Michael Scott Leslie, 57, was sentenced for bank fraud and aggravated identity theft, according to a news release. He was also sentenced to five years of supervised release following prison.

According to the facts contained in the plea agreement, Leslie owned, operated, or otherwise had an interest in several business entities that were involved in or affiliated with financing or originating residential mortgage loans. Through these business entities, Leslie sold residential mortgage loans to investors, including an FDIC-insured bank in Texas, the release states.

Between October 2015 and October 2017, Leslie created a scheme to defraud the bank by selling it 144 fraudulent residential mortgage loans valued at $31,908,806.88. These loans were purportedly originated by one of Leslie's companies, Montage Mortgage, and "closed" by Snowberry, which earned fees for the closing. The loans were then presented and sold to the victim bank until Montage identified a final investor, Mortgage Capital Management.

But Leslie never disclosed to the bank that he operated both Mortgage Capital Management and Snowberry.

The 144 residential mortgage loans sold to the bank were not real loans, but fraudulently used personal identifying information from real borrowers who had used Montage for legitimate residential real estate transactions or had been solicited by Montage about refinancing their existing loans.

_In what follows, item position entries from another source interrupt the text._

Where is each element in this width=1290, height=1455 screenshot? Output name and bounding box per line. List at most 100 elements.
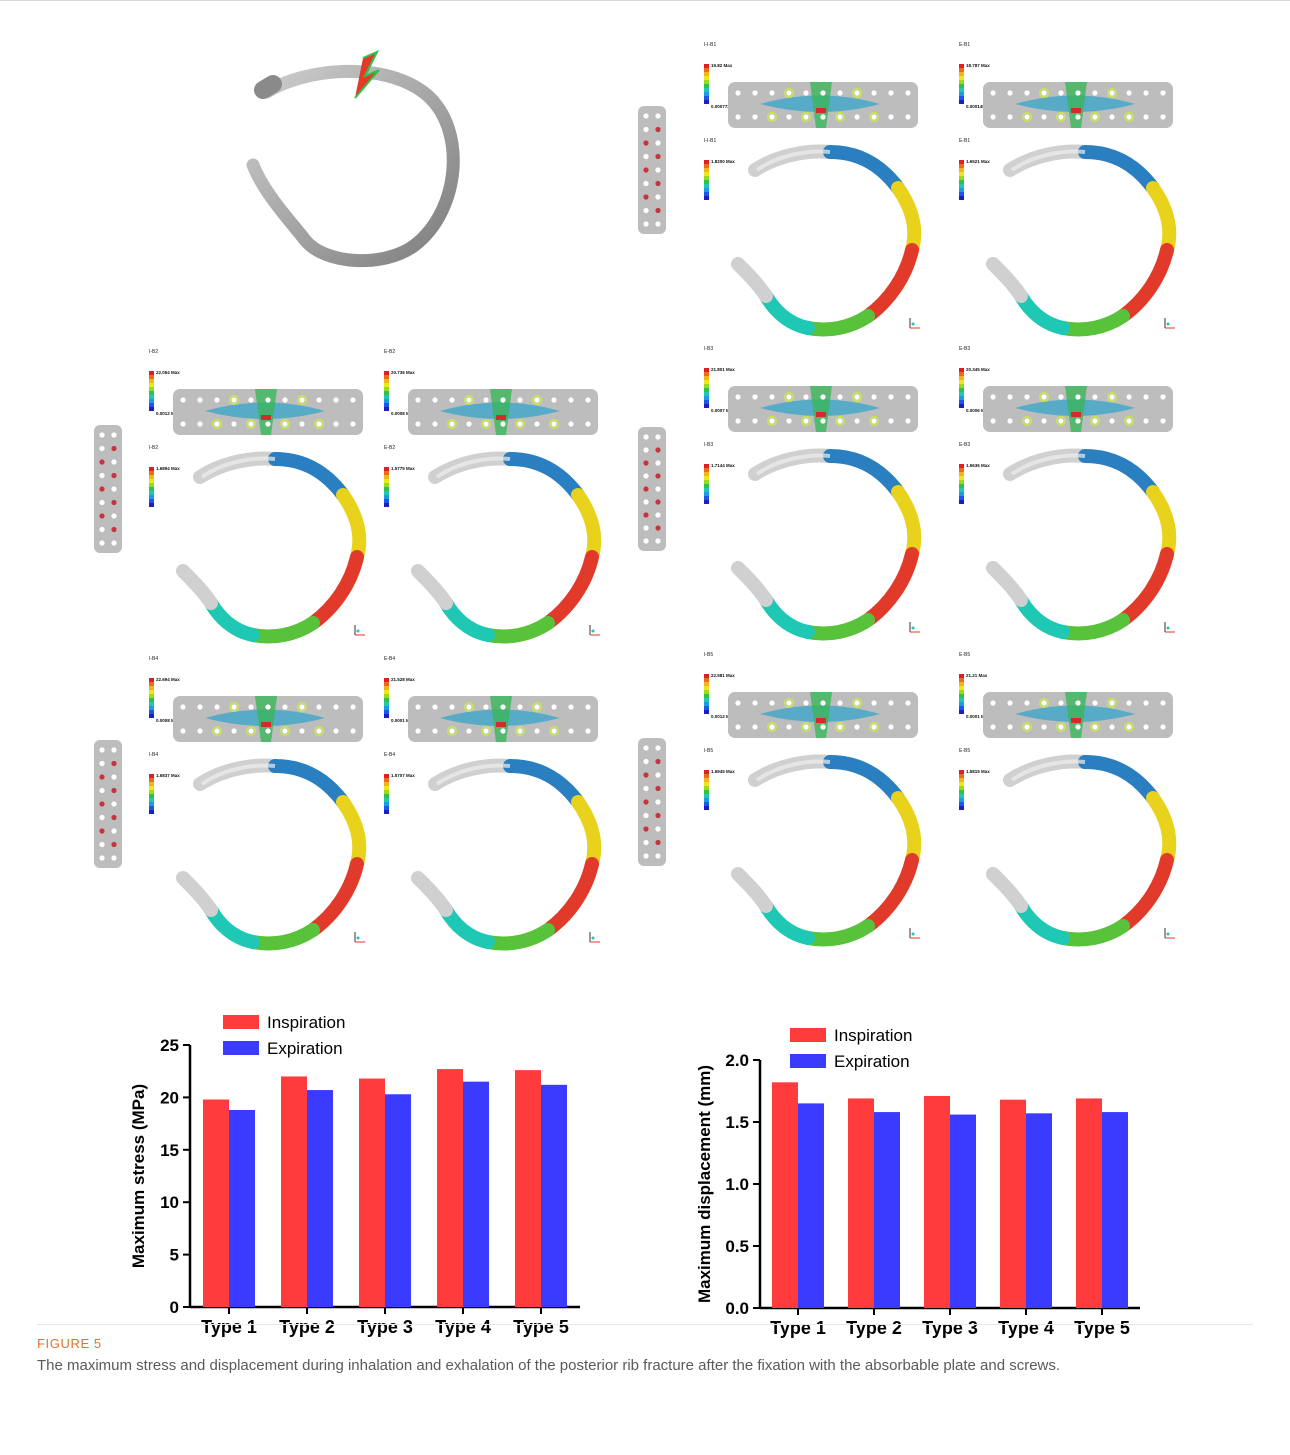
x-tick-label: Type 3 — [357, 1317, 413, 1337]
displacement-title: E-B1 — [959, 138, 970, 144]
displacement-max-label: 1.6837 Max — [156, 773, 180, 778]
bar-expiration-1 — [798, 1103, 824, 1308]
fea-panel-5: I-B3 21.801 Max 0.0007 Min I-B3 1.7144 Max — [704, 346, 922, 641]
stress-title: I-B5 — [704, 652, 713, 658]
fea-panel-8: E-B4 21.528 Max 0.0001 Min E-B4 1.5707 Max — [384, 656, 602, 951]
bar-inspiration-4 — [1000, 1099, 1026, 1308]
fea-panel-7: I-B4 22.694 Max 0.0008 Min I-B4 1.6837 Max — [149, 656, 367, 951]
displacement-title: E-B2 — [384, 445, 395, 451]
stress-min-label: 0.0001 Min — [966, 714, 989, 719]
fea-panel-10: E-B5 21.21 Max 0.0001 Min E-B5 1.5815 Max — [959, 652, 1177, 947]
stress-min-label: 0.000772 Min — [711, 104, 739, 109]
displacement-title: I-B3 — [704, 442, 713, 448]
deformed-rib — [176, 758, 367, 951]
bar-expiration-5 — [541, 1084, 567, 1307]
legend-label: Expiration — [267, 1039, 343, 1058]
displacement-max-label: 1.5707 Max — [391, 773, 415, 778]
y-tick-label: 25 — [160, 1036, 179, 1055]
displacement-max-label: 1.6894 Max — [156, 466, 180, 471]
displacement-max-label: 1.5815 Max — [966, 769, 990, 774]
y-tick-label: 0 — [170, 1298, 179, 1317]
displacement-title: E-B3 — [959, 442, 970, 448]
bar-inspiration-3 — [359, 1078, 385, 1307]
plate-vertical-type-5 — [638, 738, 666, 866]
stress-max-label: 22.054 Max — [156, 370, 180, 375]
stress-title: I-B3 — [704, 346, 713, 352]
plate-vertical-type-4 — [94, 740, 122, 868]
displacement-max-label: 1.5636 Max — [966, 463, 990, 468]
stress-title: E-B2 — [384, 349, 395, 355]
displacement-title: E-B4 — [384, 752, 395, 758]
deformed-rib — [986, 448, 1177, 641]
fea-panel-2: E-B1 18.787 Max 0.000145 Min E-B1 1.6521 Max — [959, 42, 1177, 337]
deformed-rib — [731, 144, 922, 337]
legend-label: Inspiration — [267, 1013, 345, 1032]
stress-title: I-B2 — [149, 349, 158, 355]
displacement-max-label: 1.5775 Max — [391, 466, 415, 471]
y-axis-label: Maximum displacement (mm) — [695, 1065, 714, 1303]
stress-max-label: 21.21 Max — [966, 673, 988, 678]
y-tick-label: 5 — [170, 1246, 179, 1265]
bar-inspiration-2 — [281, 1076, 307, 1307]
top-border — [0, 0, 1290, 1]
stress-max-label: 20.736 Max — [391, 370, 415, 375]
figure-label: FIGURE 5 — [37, 1336, 102, 1351]
deformed-rib — [731, 754, 922, 947]
y-tick-label: 20 — [160, 1088, 179, 1107]
legend-label: Inspiration — [834, 1026, 912, 1045]
stress-max-label: 20.345 Max — [966, 367, 990, 372]
deformed-rib — [731, 448, 922, 641]
stress-max-label: 18.787 Max — [966, 63, 990, 68]
bar-inspiration-2 — [848, 1098, 874, 1308]
bar-expiration-1 — [229, 1109, 255, 1307]
stress-max-label: 19.82 Max — [711, 63, 733, 68]
x-tick-label: Type 1 — [201, 1317, 257, 1337]
legend-label: Expiration — [834, 1052, 910, 1071]
stress-min-label: 0.0008 Min — [156, 718, 179, 723]
plate-vertical-type-2 — [94, 425, 122, 553]
stress-min-label: 0.0001 Min — [391, 718, 414, 723]
stress-title: E-B5 — [959, 652, 970, 658]
y-tick-label: 2.0 — [725, 1051, 749, 1070]
plate-vertical-type-3 — [638, 427, 666, 551]
deformed-rib — [986, 754, 1177, 947]
bar-expiration-5 — [1102, 1112, 1128, 1308]
fea-panel-4: E-B2 20.736 Max 0.0008 Min E-B2 1.5775 Max — [384, 349, 602, 644]
bar-expiration-3 — [385, 1094, 411, 1307]
plate-vertical-type-1 — [638, 106, 666, 234]
stress-min-label: 0.0008 Min — [391, 411, 414, 416]
bar-inspiration-5 — [1076, 1098, 1102, 1308]
bar-inspiration-4 — [437, 1069, 463, 1307]
bar-inspiration-5 — [515, 1070, 541, 1307]
stress-title: E-B3 — [959, 346, 970, 352]
displacement-title: I-B4 — [149, 752, 158, 758]
x-tick-label: Type 4 — [998, 1318, 1054, 1338]
stress-title: E-B1 — [959, 42, 970, 48]
deformed-rib — [411, 451, 602, 644]
x-tick-label: Type 4 — [435, 1317, 491, 1337]
legend-swatch — [790, 1028, 826, 1042]
stress-title: I-B4 — [149, 656, 158, 662]
fea-panel-3: I-B2 22.054 Max 0.0012 Min I-B2 1.6894 Max — [149, 349, 367, 644]
displacement-title: I-B2 — [149, 445, 158, 451]
stress-min-label: 0.0007 Min — [711, 408, 734, 413]
legend-swatch — [223, 1015, 259, 1029]
bar-inspiration-3 — [924, 1095, 950, 1308]
displacement-max-label: 1.6521 Max — [966, 159, 990, 164]
bar-inspiration-1 — [772, 1082, 798, 1308]
stress-title: I-I-B1 — [704, 42, 716, 48]
stress-max-label: 22.581 Max — [711, 673, 735, 678]
displacement-title: I-B5 — [704, 748, 713, 754]
stress-min-label: 0.000145 Min — [966, 104, 994, 109]
stress-max-label: 21.801 Max — [711, 367, 735, 372]
figure-caption: The maximum stress and displacement duri… — [37, 1357, 1061, 1374]
fea-panel-9: I-B5 22.581 Max 0.0012 Min I-B5 1.6945 Max — [704, 652, 922, 947]
deformed-rib — [411, 758, 602, 951]
x-tick-label: Type 5 — [1074, 1318, 1130, 1338]
stress-bar-chart: 0 5 10 15 20 25 Maximum stress (MPa) Type 1 Type… — [129, 1013, 580, 1337]
x-tick-label: Type 1 — [770, 1318, 826, 1338]
bar-expiration-4 — [1026, 1113, 1052, 1308]
bar-expiration-3 — [950, 1114, 976, 1308]
displacement-max-label: 1.8200 Max — [711, 159, 735, 164]
fea-panel-1: I-I-B1 19.82 Max 0.000772 Min I-I-B1 1.8200 … — [704, 42, 922, 337]
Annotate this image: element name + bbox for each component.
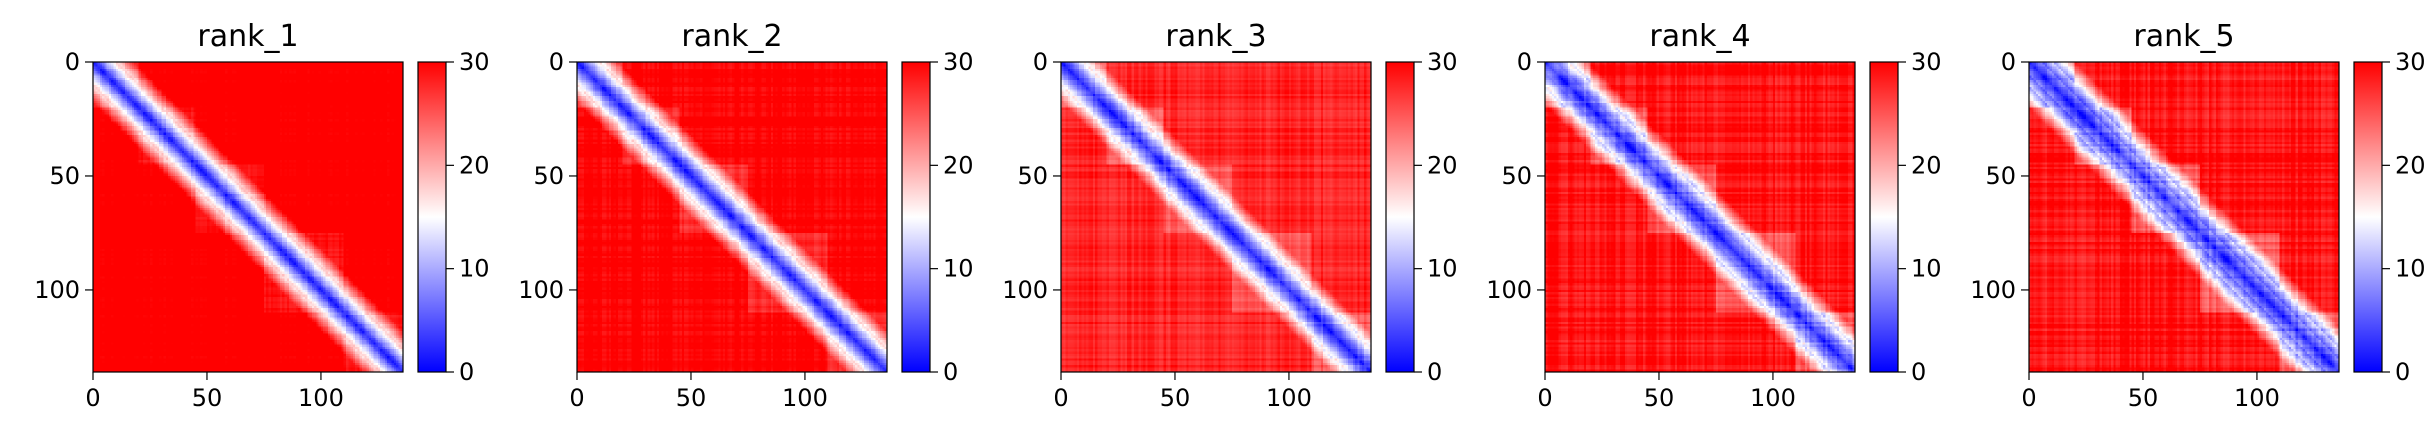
panel-title: rank_3	[1165, 19, 1266, 54]
colorbar	[901, 61, 931, 373]
x-tick-label: 100	[2234, 384, 2280, 412]
y-tick-label: 50	[1501, 162, 1532, 190]
x-tick-label: 50	[1644, 384, 1675, 412]
colorbar-tick-label: 30	[459, 48, 490, 76]
colorbar	[1385, 61, 1415, 373]
y-tick-label: 50	[49, 162, 80, 190]
x-tick-label: 0	[569, 384, 584, 412]
panel-5: rank_5 0 50 100 0 50 100 0 10 20 30	[1970, 19, 2425, 412]
heatmap-image	[2029, 62, 2339, 372]
x-tick-label: 100	[298, 384, 344, 412]
x-tick-label: 0	[1537, 384, 1552, 412]
x-tick-label: 0	[1053, 384, 1068, 412]
x-tick-label: 100	[782, 384, 828, 412]
colorbar-tick-label: 0	[1911, 358, 1926, 386]
heatmap-image	[93, 62, 403, 372]
colorbar-tick-label: 0	[943, 358, 958, 386]
heatmap-image	[1061, 62, 1371, 372]
y-tick-label: 100	[1486, 276, 1532, 304]
x-tick-label: 0	[2021, 384, 2036, 412]
colorbar-tick-label: 0	[1427, 358, 1442, 386]
colorbar-tick-label: 30	[2395, 48, 2426, 76]
y-tick-label: 0	[549, 48, 564, 76]
heatmap-image	[1545, 62, 1855, 372]
x-tick-label: 0	[85, 384, 100, 412]
y-tick-label: 100	[518, 276, 564, 304]
colorbar-tick-label: 10	[1911, 255, 1942, 283]
y-tick-label: 0	[2001, 48, 2016, 76]
panel-title: rank_5	[2133, 19, 2234, 54]
panel-2: rank_2 0 50 100 0 50 100 0 10 20 30	[518, 19, 973, 412]
colorbar-tick-label: 10	[1427, 255, 1458, 283]
y-tick-label: 50	[533, 162, 564, 190]
plot-frame	[1060, 61, 1372, 373]
y-tick-label: 100	[34, 276, 80, 304]
y-tick-label: 100	[1970, 276, 2016, 304]
colorbar-tick-label: 30	[943, 48, 974, 76]
x-tick-label: 50	[676, 384, 707, 412]
colorbar	[1869, 61, 1899, 373]
plot-frame	[576, 61, 888, 373]
colorbar-tick-label: 20	[1427, 151, 1458, 179]
x-tick-label: 50	[2128, 384, 2159, 412]
y-tick-label: 0	[1033, 48, 1048, 76]
y-tick-label: 0	[65, 48, 80, 76]
panel-title: rank_2	[681, 19, 782, 54]
heatmap-image	[577, 62, 887, 372]
colorbar-tick-label: 30	[1427, 48, 1458, 76]
y-tick-label: 0	[1517, 48, 1532, 76]
colorbar-tick-label: 20	[459, 151, 490, 179]
colorbar-tick-label: 10	[943, 255, 974, 283]
y-tick-label: 50	[1985, 162, 2016, 190]
panel-4: rank_4 0 50 100 0 50 100 0 10 20 30	[1486, 19, 1941, 412]
x-tick-label: 50	[192, 384, 223, 412]
x-tick-label: 50	[1160, 384, 1191, 412]
x-tick-label: 100	[1750, 384, 1796, 412]
colorbar	[417, 61, 447, 373]
x-tick-label: 100	[1266, 384, 1312, 412]
plot-frame	[92, 61, 404, 373]
panel-title: rank_1	[197, 19, 298, 54]
plot-frame	[2028, 61, 2340, 373]
colorbar-tick-label: 10	[459, 255, 490, 283]
y-tick-label: 100	[1002, 276, 1048, 304]
panel-3: rank_3 0 50 100 0 50 100 0 10 20 30	[1002, 19, 1457, 412]
plot-frame	[1544, 61, 1856, 373]
panel-1: rank_1 0 50 100 0 50 100 0 10 20 30	[34, 19, 489, 412]
colorbar-tick-label: 20	[2395, 151, 2426, 179]
panel-title: rank_4	[1649, 19, 1750, 54]
colorbar-tick-label: 0	[2395, 358, 2410, 386]
colorbar-tick-label: 20	[943, 151, 974, 179]
colorbar	[2353, 61, 2383, 373]
colorbar-tick-label: 10	[2395, 255, 2426, 283]
y-tick-label: 50	[1017, 162, 1048, 190]
colorbar-tick-label: 20	[1911, 151, 1942, 179]
colorbar-tick-label: 30	[1911, 48, 1942, 76]
colorbar-tick-label: 0	[459, 358, 474, 386]
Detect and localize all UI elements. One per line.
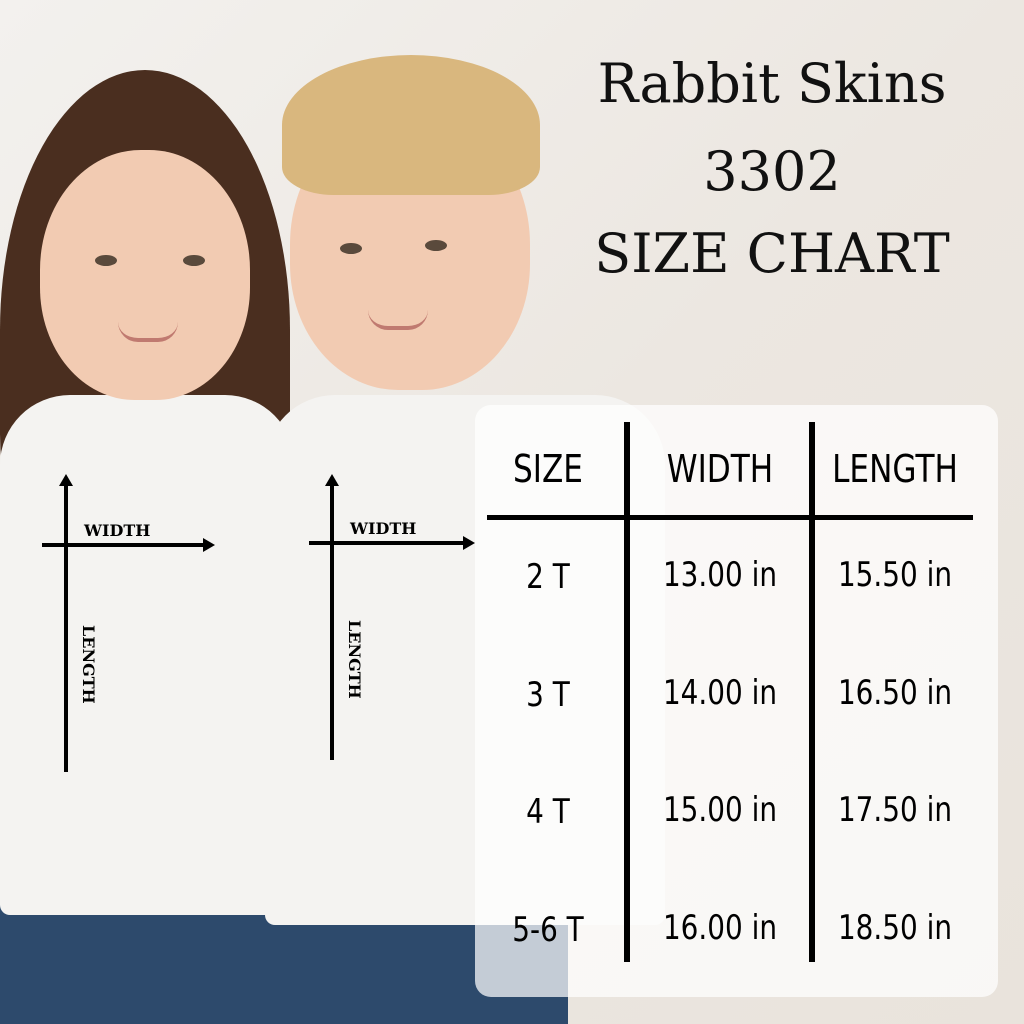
title-brand: Rabbit Skins [597, 52, 947, 115]
cell-width: 14.00 in [662, 673, 778, 713]
column-divider [809, 422, 815, 962]
cell-length: 18.50 in [837, 908, 953, 948]
header-width: WIDTH [666, 447, 774, 491]
header-size: SIZE [512, 447, 584, 491]
width-label: WIDTH [350, 519, 417, 538]
title-size-chart: SIZE CHART [594, 222, 950, 285]
arrow-up-icon [325, 474, 339, 486]
arrow-up-icon [59, 474, 73, 486]
cell-length: 15.50 in [837, 555, 953, 595]
header-divider [487, 515, 973, 520]
header-length: LENGTH [832, 447, 958, 491]
cell-size: 3 T [526, 675, 570, 715]
title-model: 3302 [703, 140, 841, 203]
size-table-panel [475, 405, 998, 997]
width-arrow [42, 543, 204, 547]
column-divider [624, 422, 630, 962]
width-label: WIDTH [84, 521, 151, 540]
length-arrow [64, 482, 68, 772]
cell-size: 5-6 T [512, 910, 584, 950]
length-label: LENGTH [79, 625, 98, 704]
cell-length: 17.50 in [837, 790, 953, 830]
arrow-right-icon [463, 536, 475, 550]
cell-size: 4 T [526, 792, 570, 832]
length-arrow [330, 482, 334, 760]
length-label: LENGTH [345, 620, 364, 699]
cell-width: 15.00 in [662, 790, 778, 830]
width-arrow [309, 541, 465, 545]
cell-size: 2 T [526, 557, 570, 597]
arrow-right-icon [203, 538, 215, 552]
cell-width: 13.00 in [662, 555, 778, 595]
cell-length: 16.50 in [837, 673, 953, 713]
cell-width: 16.00 in [662, 908, 778, 948]
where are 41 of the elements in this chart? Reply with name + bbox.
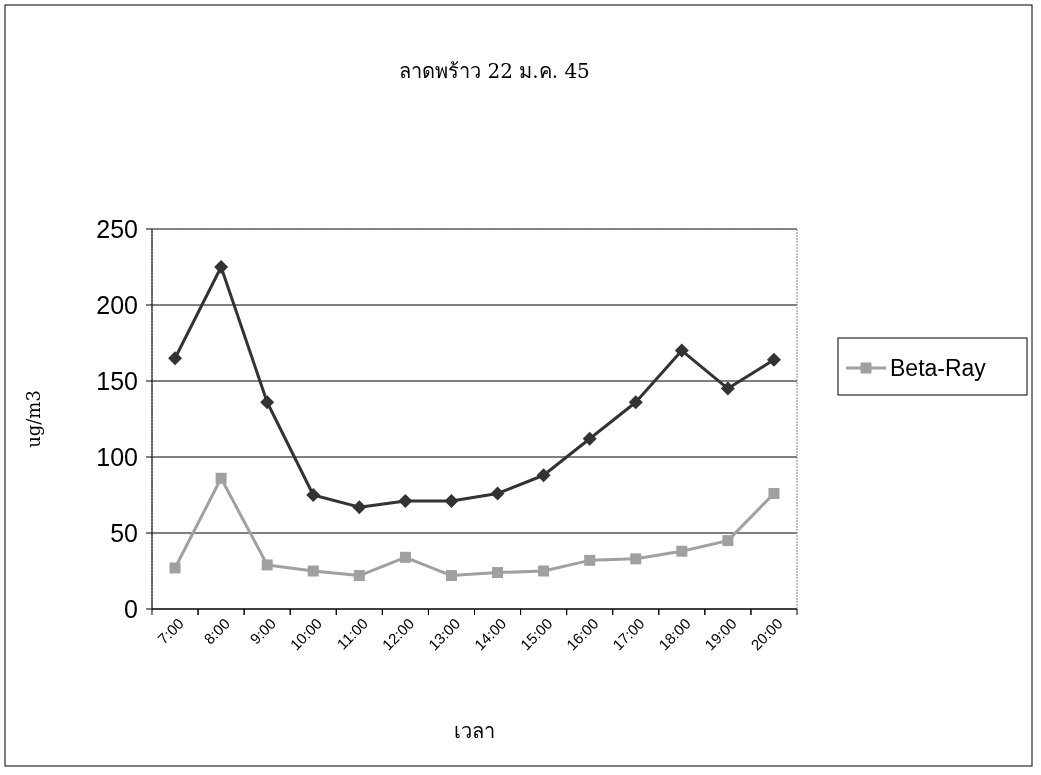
y-tick-label: 200 (96, 290, 138, 319)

According to the release, Leslie forged signatures on closing documents and fabricated and altered credit reports as well as title documents, often by using the names of legitimate companies. The fraudulent real estate transactions were never filed with the respective counties in which the properties were located, there were no closings and no liens were ever recorded.

Through numerous bank accounts for the various business entities and his personal accounts, the defendant used money in a "Ponzi-like fashion" from prior fraudulent loans sold to the bank to fund future fraudulent loans.

Leslie was charged June 5 of this year and pleaded guilty July 31.

"Five years in federal prison is an appropriate sentence for a fraudster that stole personal identities and used them to steal millions of dollars from a legitimate business," U.S. Attorney Jason Dunn said in the release. "Thanks to the hard work of the investigating agencies and the prosecution team in my office, not only will Mr. Leslie have several years in prison to contemplate his actions, but other such criminals are on notice that we take economic crime seriously and will prosecute them to the full extent of the law."